In 2013, Cleghorne played Mary Fluzoo in Grown Ups 2.

In 2015, Cleghorne was one of the contestants for Worst Cooks in America: Celebrity Edition, finishing in 3rd place. The same year she appeared in the 40th anniversary special of Saturday Night Live, calling the experience "a cleansing".

In 2022, Cleghorne started voicing Mayor Sitwell for PBS animated series City Island.

==Saturday Night Live==

===Celebrity impressions===

- Alfre Woodard
- Alice Walker
- Amy Fisher
- Anita Baker
- Anita Hill
- Debbie Allen
- Dr.
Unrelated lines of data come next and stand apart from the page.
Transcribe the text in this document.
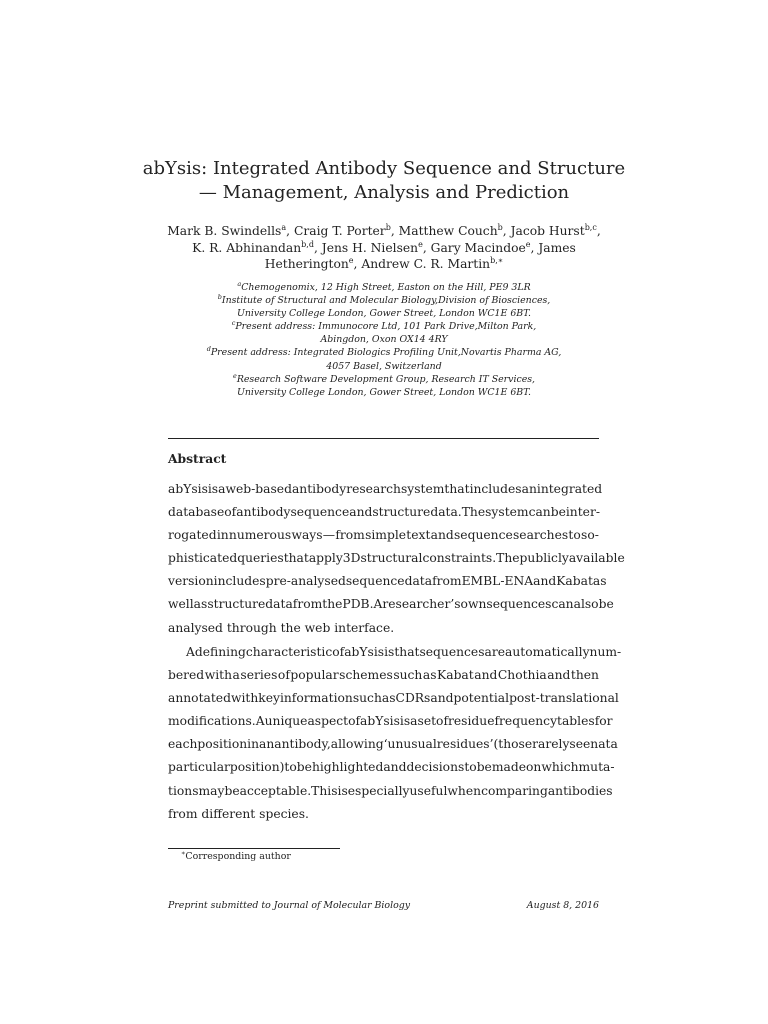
abYsis: Integrated Antibody Sequence and Structure
— Management, Analysis and Prediction
Mark B. Swindells$^a$, Craig T. Porter$^b$, Matthew Couch$^b$, Jacob Hurst$^{b,c}$,
K. R. Abhinandan$^{b,d}$, Jens H. Nielsen$^e$, Gary Macindoe$^e$, James
Hetherington$^e$, Andrew C. R. Martin$^{b,∗}$
$^a$Chemogenomix, 12 High Street, Easton on the Hill, PE9 3LR
$^b$Institute of Structural and Molecular Biology,Division of Biosciences,
University College London, Gower Street, London WC1E 6BT.
$^c$Present address: Immunocore Ltd, 101 Park Drive,Milton Park,
Abingdon, Oxon OX14 4RY
$^d$Present address: Integrated Biologics Profiling Unit,Novartis Pharma AG,
4057 Basel, Switzerland
$^e$Research Software Development Group, Research IT Services,
University College London, Gower Street, London WC1E 6BT.
Abstract
abYsis is a web-based antibody research system that includes an integrated
database of antibody sequence and structure data. The system can be inter-
rogated in numerous ways — from simple text and sequence searches to so-
phisticated queries that apply 3D structural constraints. The publicly available
version includes pre-analysed sequence data from EMBL-ENA and Kabat as
well as structure data from the PDB. A researcher’s own sequences can also be
analysed through the web interface.
A defining characteristic of abYsis is that sequences are automatically num-
bered with a series of popular schemes such as Kabat and Chothia and then
annotated with key information such as CDRs and potential post-translational
modifications. A unique aspect of abYsis is a set of residue frequency tables for
each position in an antibody, allowing ‘unusual residues’ (those rarely seen at a
particular position) to be highlighted and decisions to be made on which muta-
tions may be acceptable. This is especially useful when comparing antibodies
from different species.
∗Corresponding author
Preprint submitted to Journal of Molecular Biology	August 8, 2016
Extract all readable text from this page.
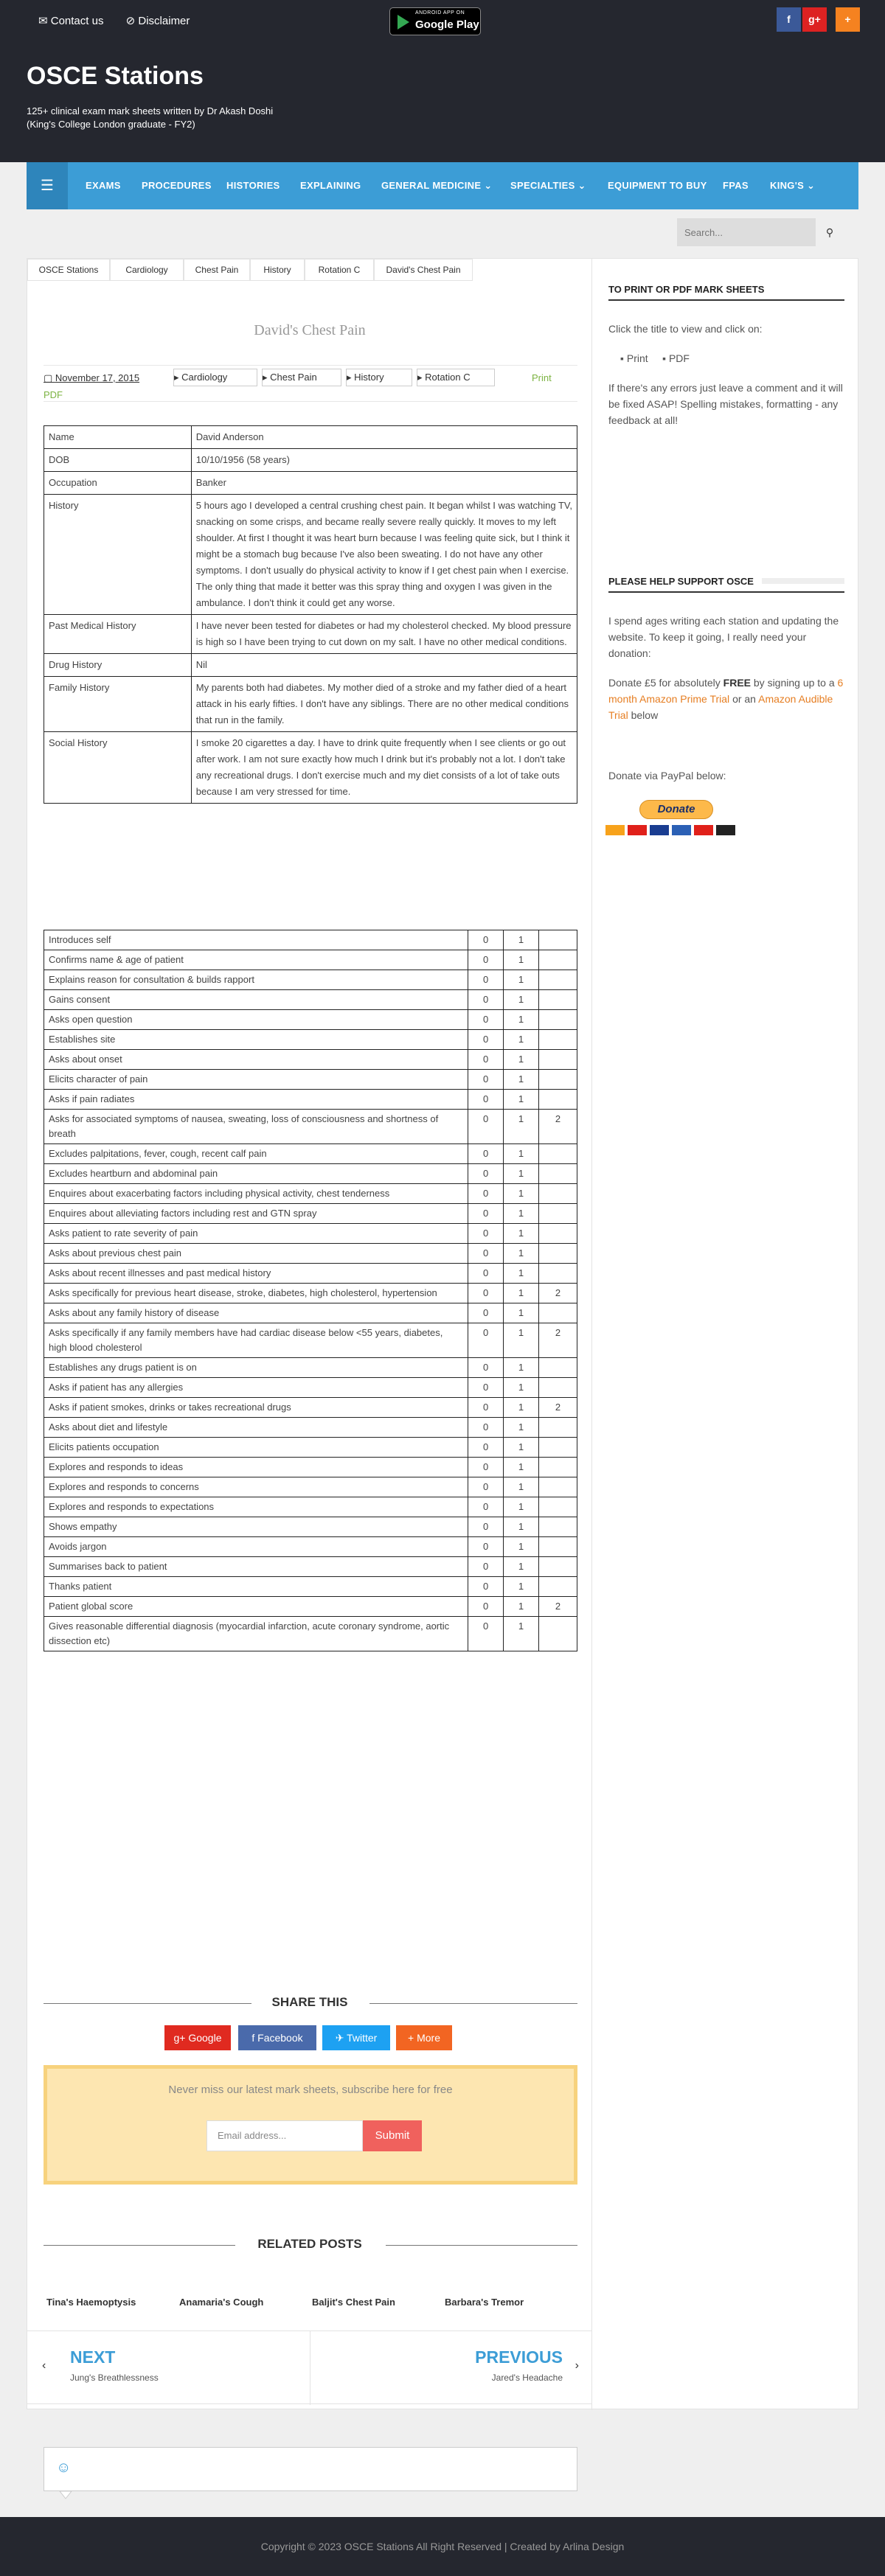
✉ Contact us ⊘ Disclaimer
ANDROID APP ON
Google Play	f	g+	+
OSCE Stations
125+ clinical exam mark sheets written by Dr Akash Doshi (King's College London graduate - FY2)
☰	EXAMS PROCEDURES HISTORIES EXPLAINING GENERAL MEDICINE ⌄ SPECIALTIES ⌄ EQUIPMENT TO BUY FPAS KING'S ⌄
Search...
⚲
OSCE Stations	Cardiology	Chest Pain	History	Rotation C	David's Chest Pain
David's Chest Pain
▢ November 17, 2015	▸ Cardiology	▸ Chest Pain	▸ History	▸ Rotation C	Print
PDF
Name	David Anderson
DOB	10/10/1956 (58 years)
Occupation	Banker
History	5 hours ago I developed a central crushing chest pain. It began whilst I was watching TV, snacking on some crisps, and became really severe really quickly. It moves to my left shoulder. At first I thought it was heart burn because I was feeling quite sick, but I think it might be a stomach bug because I've also been sweating. I do not have any other symptoms. I don't usually do physical activity to know if I get chest pain when I exercise. The only thing that made it better was this spray thing and oxygen I was given in the ambulance. I don't think it could get any worse.
Past Medical History	I have never been tested for diabetes or had my cholesterol checked. My blood pressure is high so I have been trying to cut down on my salt. I have no other medical conditions.
Drug History	Nil
Family History	My parents both had diabetes. My mother died of a stroke and my father died of a heart attack in his early fifties. I don't have any siblings. There are no other medical conditions that run in the family.
Social History	I smoke 20 cigarettes a day. I have to drink quite frequently when I see clients or go out after work. I am not sure exactly how much I drink but it's probably not a lot. I don't take any recreational drugs. I don't exercise much and my diet consists of a lot of take outs because I am very stressed for time.
Introduces self	0	1	
Confirms name & age of patient	0	1	
Explains reason for consultation & builds rapport	0	1	
Gains consent	0	1	
Asks open question	0	1	
Establishes site	0	1	
Asks about onset	0	1	
Elicits character of pain	0	1	
Asks if pain radiates	0	1	
Asks for associated symptoms of nausea, sweating, loss of consciousness and shortness of breath	0	1	2
Excludes palpitations, fever, cough, recent calf pain	0	1	
Excludes heartburn and abdominal pain	0	1	
Enquires about exacerbating factors including physical activity, chest tenderness	0	1	
Enquires about alleviating factors including rest and GTN spray	0	1	
Asks patient to rate severity of pain	0	1	
Asks about previous chest pain	0	1	
Asks about recent illnesses and past medical history	0	1	
Asks specifically for previous heart disease, stroke, diabetes, high cholesterol, hypertension	0	1	2
Asks about any family history of disease	0	1	
Asks specifically if any family members have had cardiac disease below <55 years, diabetes, high blood cholesterol	0	1	2
Establishes any drugs patient is on	0	1	
Asks if patient has any allergies	0	1	
Asks if patient smokes, drinks or takes recreational drugs	0	1	2
Asks about diet and lifestyle	0	1	
Elicits patients occupation	0	1	
Explores and responds to ideas	0	1	
Explores and responds to concerns	0	1	
Explores and responds to expectations	0	1	
Shows empathy	0	1	
Avoids jargon	0	1	
Summarises back to patient	0	1	
Thanks patient	0	1	
Patient global score	0	1	2
Gives reasonable differential diagnosis (myocardial infarction, acute coronary syndrome, aortic dissection etc)	0	1	
SHARE THIS
g+ Google	f Facebook	✈ Twitter	+ More
Never miss our latest mark sheets, subscribe here for free
Email address...	Submit
RELATED POSTS
Tina's Haemoptysis	Anamaria's Cough	Baljit's Chest Pain	Barbara's Tremor
‹ NEXT
Jung's Breathlessness
PREVIOUS
Jared's Headache
›
☺
TO PRINT OR PDF MARK SHEETS
Click the title to view and click on:
▪ Print ▪ PDF
If there's any errors just leave a comment and it will be fixed ASAP! Spelling mistakes, formatting - any feedback at all!
PLEASE HELP SUPPORT OSCE
I spend ages writing each station and updating the website. To keep it going, I really need your donation:
Donate £5 for absolutely FREE by signing up to a 6 month Amazon Prime Trial or an Amazon Audible Trial below
Donate via PayPal below:
Donate
Copyright © 2023 OSCE Stations All Right Reserved | Created by Arlina Design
Dre
- Florence Griffith Joyner
- Gladys Knight
- Isabel Sanford
- Jackée Harry
- Joycelyn Elders
- Kim Wayans
- Marguerite Whitley Simpson
- Marla Gibbs
- Mary J. Blige
- Natalie Cole
- Norma Quarles
- Patti LaBelle
- Robin Quivers
- Ruby Dee
- Sister Souljah
- Tina Turner
- Toni Morrison
- Whoopi Goldberg

===Recurring characters===
- Queen Shenequa, an Afrocentric social critic who dressed in African garb, observed Kwanzaa, and made commentaries on race.
- Zoraida, an exuberant but short-tempered NBC page who pesters the celebrity hosts of the show as they prepare backstage. Usually, when the celebrity grew tired of her bothering them and would try to leave, she would suddenly become angry and threaten them.

In 2018, she played the role of Shaniqua in Second Act.

==Education==
In 2014 Cleghorne received her PhD in Performance Studies at NYU's Tisch School of the Arts.